3.3 Conséquences économiques
Une intégration réussie suppose notamment une formation adéquate, l’exercice d’une profession et un mode de vie autonome et sain. Elle contribue à minimiser le risque d’une dépendance sociale et d’une invalidité et réduit par conséquent les coûts économiques. L’intégration a une grande portée économique. L’approche axée sur les structures ordinaires, combinée avec l’encouragement spéci- fique ponctuel de l’intégration destiné à combler les éventuelles lacunes, permet de mieux utiliser les potentiels des étrangers tout en remédiant aux insuffisances. Les étrangers disposant d’une bonne formation et bien intégrés contribuent à la création de valeurs en Suisse et, par ce biais, à la pérennité de nos œuvres sociales. La Suisse est tributaire des travailleurs étrangers qualifiés, notamment dans les domaines médical et technique.
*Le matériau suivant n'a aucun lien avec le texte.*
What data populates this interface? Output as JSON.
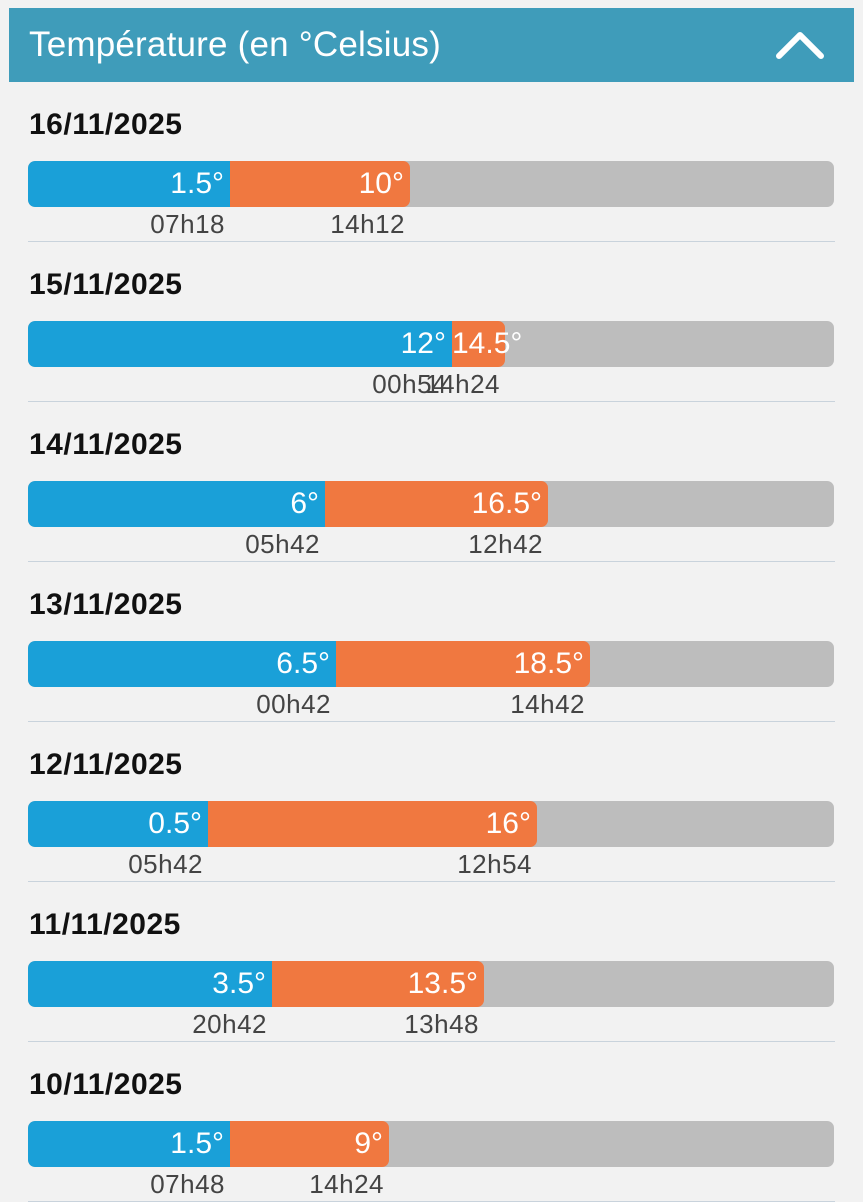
{
  "header": {
    "title": "Température (en °Celsius)",
    "collapse_icon": "chevron-up-icon"
  },
  "colors": {
    "header": "#3f9cba",
    "min": "#1aa0d8",
    "max": "#f07840",
    "track": "#bdbdbd"
  },
  "scale": {
    "min": -8,
    "max": 30
  },
  "days": [
    {
      "date": "16/11/2025",
      "min": 1.5,
      "min_label": "1.5°",
      "min_time": "07h18",
      "max": 10,
      "max_label": "10°",
      "max_time": "14h12"
    },
    {
      "date": "15/11/2025",
      "min": 12,
      "min_label": "12°",
      "min_time": "00h54",
      "max": 14.5,
      "max_label": "14.5°",
      "max_time": "14h24"
    },
    {
      "date": "14/11/2025",
      "min": 6,
      "min_label": "6°",
      "min_time": "05h42",
      "max": 16.5,
      "max_label": "16.5°",
      "max_time": "12h42"
    },
    {
      "date": "13/11/2025",
      "min": 6.5,
      "min_label": "6.5°",
      "min_time": "00h42",
      "max": 18.5,
      "max_label": "18.5°",
      "max_time": "14h42"
    },
    {
      "date": "12/11/2025",
      "min": 0.5,
      "min_label": "0.5°",
      "min_time": "05h42",
      "max": 16,
      "max_label": "16°",
      "max_time": "12h54"
    },
    {
      "date": "11/11/2025",
      "min": 3.5,
      "min_label": "3.5°",
      "min_time": "20h42",
      "max": 13.5,
      "max_label": "13.5°",
      "max_time": "13h48"
    },
    {
      "date": "10/11/2025",
      "min": 1.5,
      "min_label": "1.5°",
      "min_time": "07h48",
      "max": 9,
      "max_label": "9°",
      "max_time": "14h24"
    }
  ]
}
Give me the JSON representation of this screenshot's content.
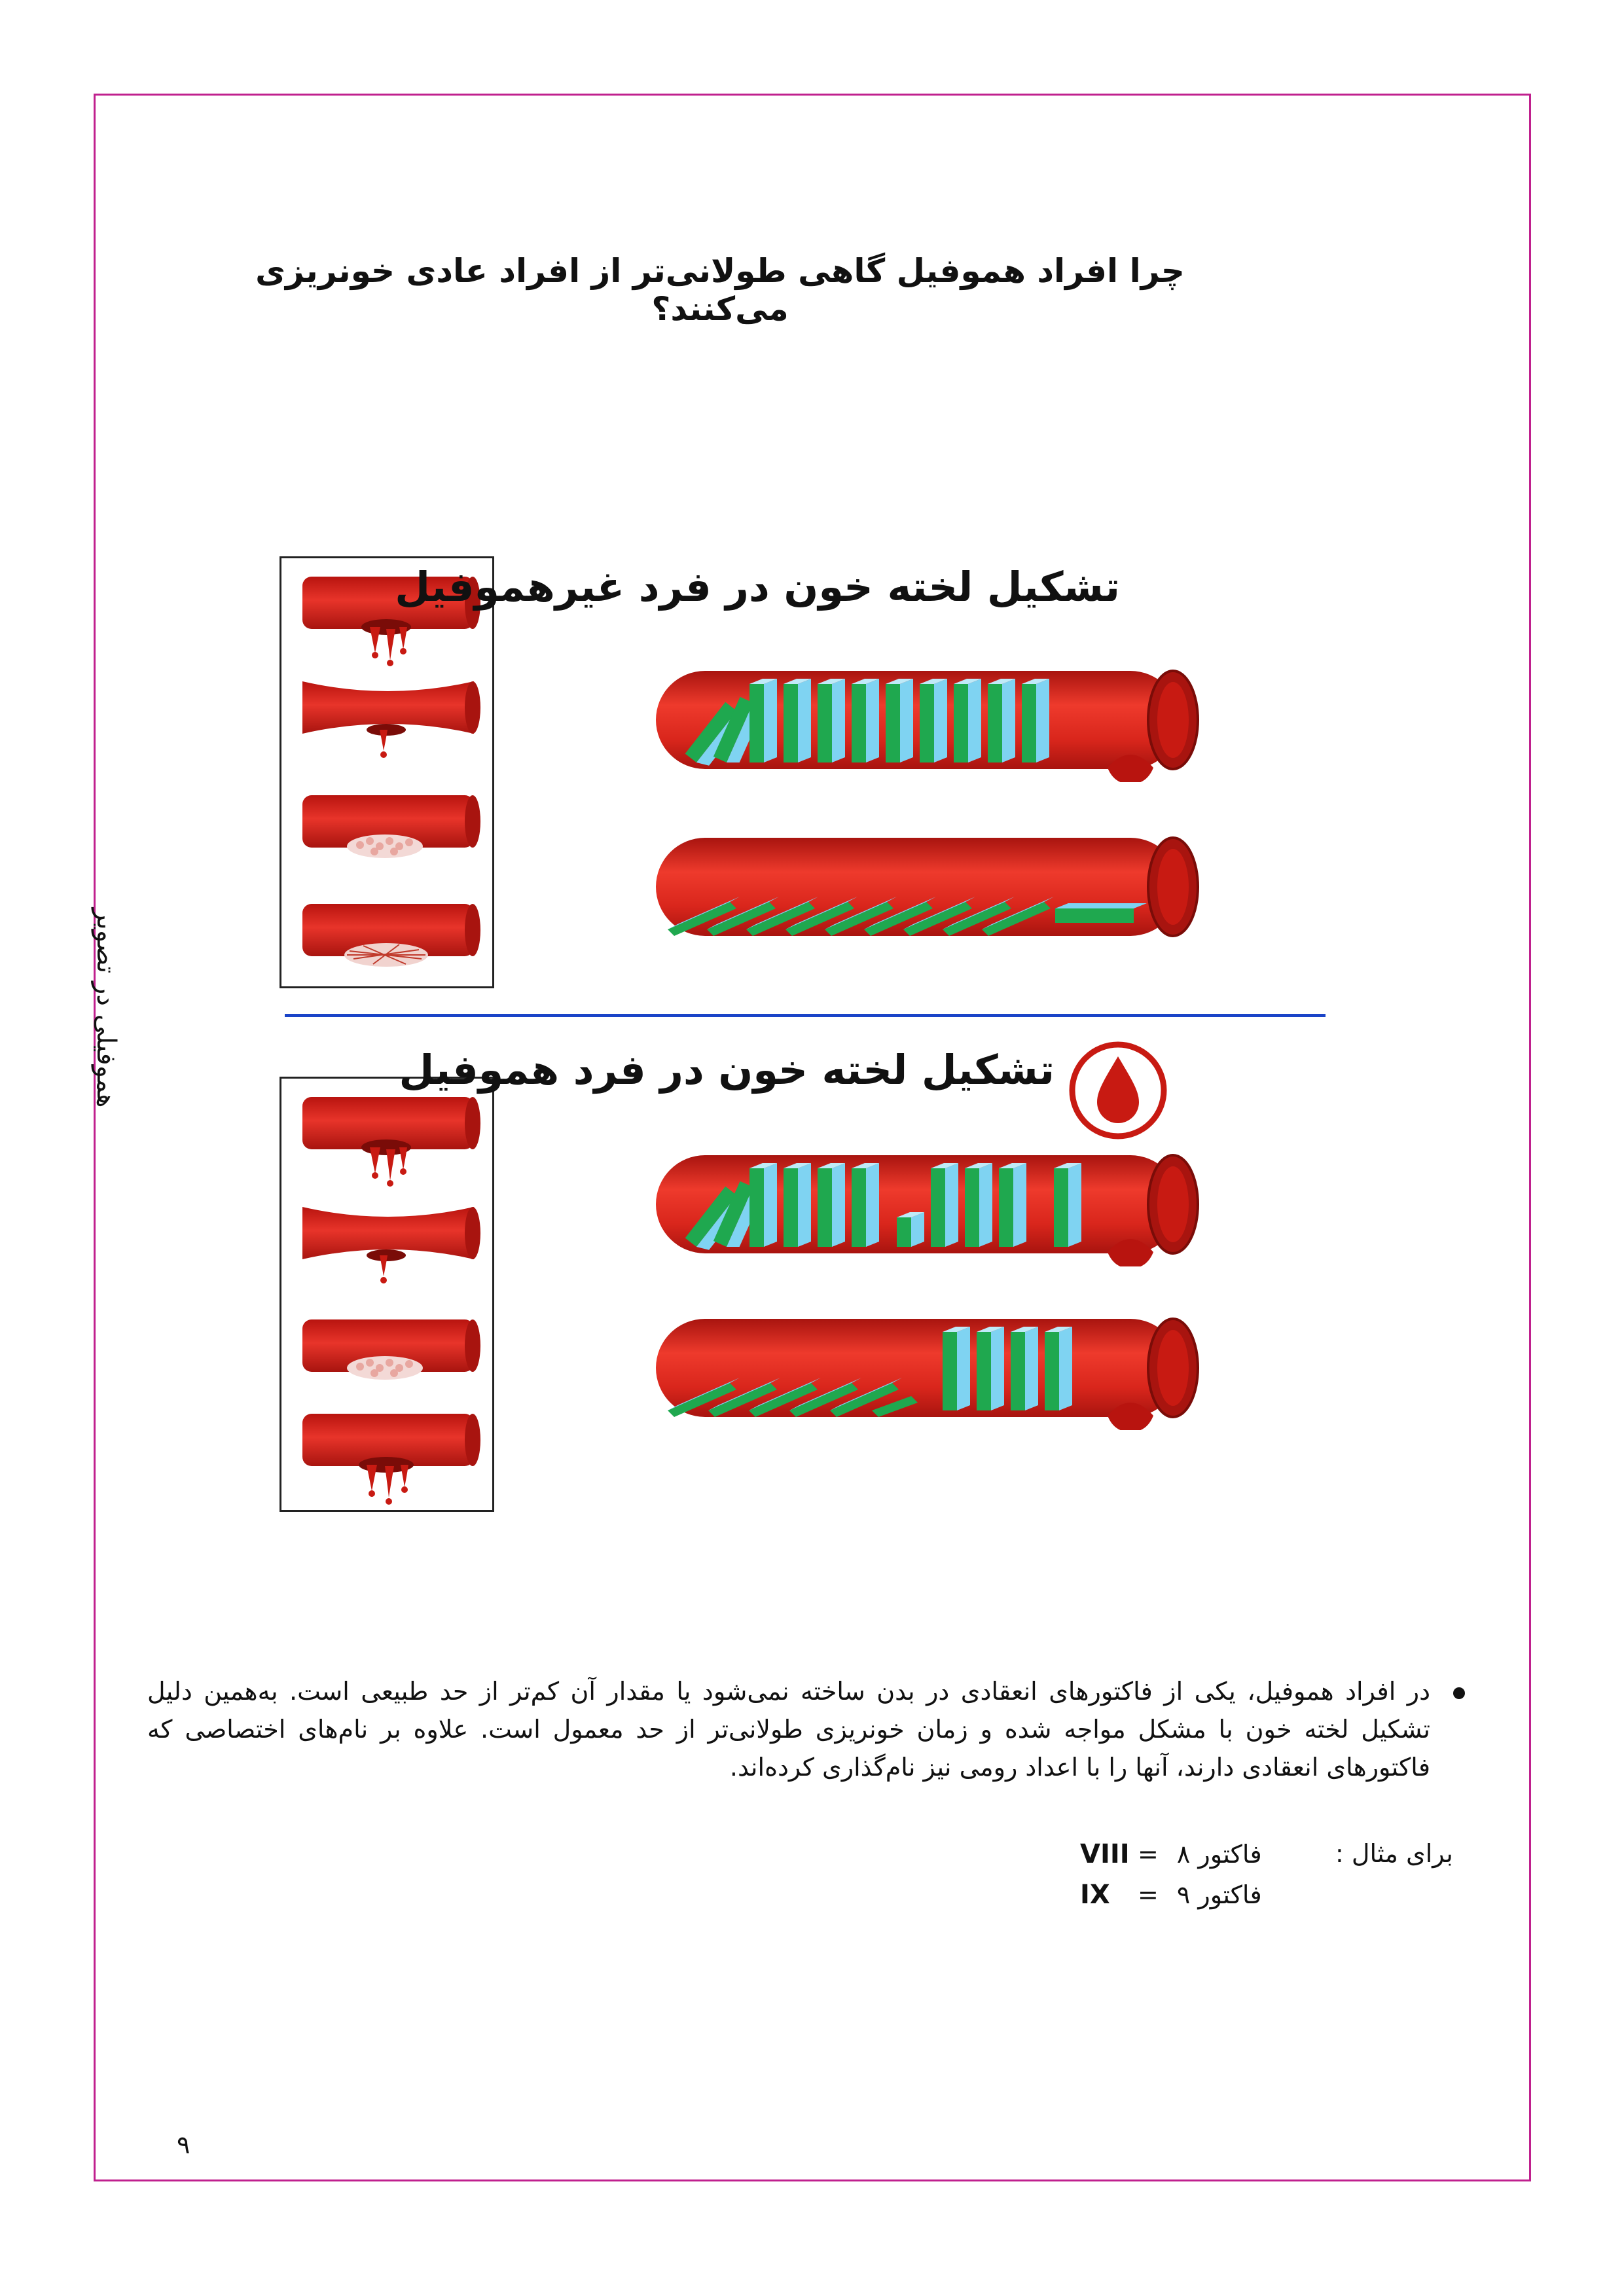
{
  "title": "چرا افراد هموفیل گاهی طولانی‌تر از افراد عادی خونریزی می‌کنند؟",
  "side_label": "هموفیلی در تصویر",
  "section_non_hemophilic": {
    "title": "تشکیل لخته خون در فرد غیرهموفیل"
  },
  "section_hemophilic": {
    "title": "تشکیل لخته خون در فرد هموفیل",
    "badge_icon": "blood-drop-icon"
  },
  "colors": {
    "frame": "#c0208e",
    "vessel_red": "#d9261c",
    "vessel_dark": "#a8140f",
    "domino_green": "#1fa84f",
    "domino_blue": "#7fd3f2",
    "divider_blue": "#1a44c8"
  },
  "paragraph": "در افراد هموفیل، یکی از فاکتورهای انعقادی در بدن ساخته نمی‌شود یا مقدار آن کم‌تر از حد طبیعی است. به‌همین دلیل تشکیل لخته خون با مشکل مواجه شده و زمان خونریزی طولانی‌تر از حد معمول است. علاوه بر نام‌های اختصاصی که فاکتورهای انعقادی دارند، آنها را با اعداد رومی نیز نام‌گذاری کرده‌اند.",
  "examples": {
    "label": "برای مثال :",
    "items": [
      {
        "name": "فاکتور ۸",
        "eq": "=",
        "roman": "VIII"
      },
      {
        "name": "فاکتور ۹",
        "eq": "=",
        "roman": "IX"
      }
    ]
  },
  "page_number": "۹"
}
Une étude réalisée en 2007 en Allemagne, sur mandat de la Fondation Bertelsmann, a mis en évidence que la non-intégration causait à l’Etat chaque année une perte de recettes (impôts et primes d’assurances sociales) de l’ordre de 3,5 à 7 milliards d’euros. La différence de l’imposition fiscale des étrangers intégrés par rapport à celle des non intégrés est estimée à 3100 euros par personne et par an76. En Suisse, on ne dispose actuellement d’aucune analyse comparable. Si l’étude allemande ne peut pas être transposée sans autre à la Suisse, elle suggère néanmoins que les gains économiques d’une bonne intégration sont supérieurs aux coûts de
76 Tobias Fritschi, Heidi Stutz et Susanne Schmugge: Gesellschaftliche Kosten der Nichtintegration von Zuwanderinnen und Zuwanderern in Kommunen, juin 2007 (cf. http://www.buerobass.ch/pdf/2007/kosten_der_nichtintegration_zusammenfassung.p df, état au 28 avril 2011).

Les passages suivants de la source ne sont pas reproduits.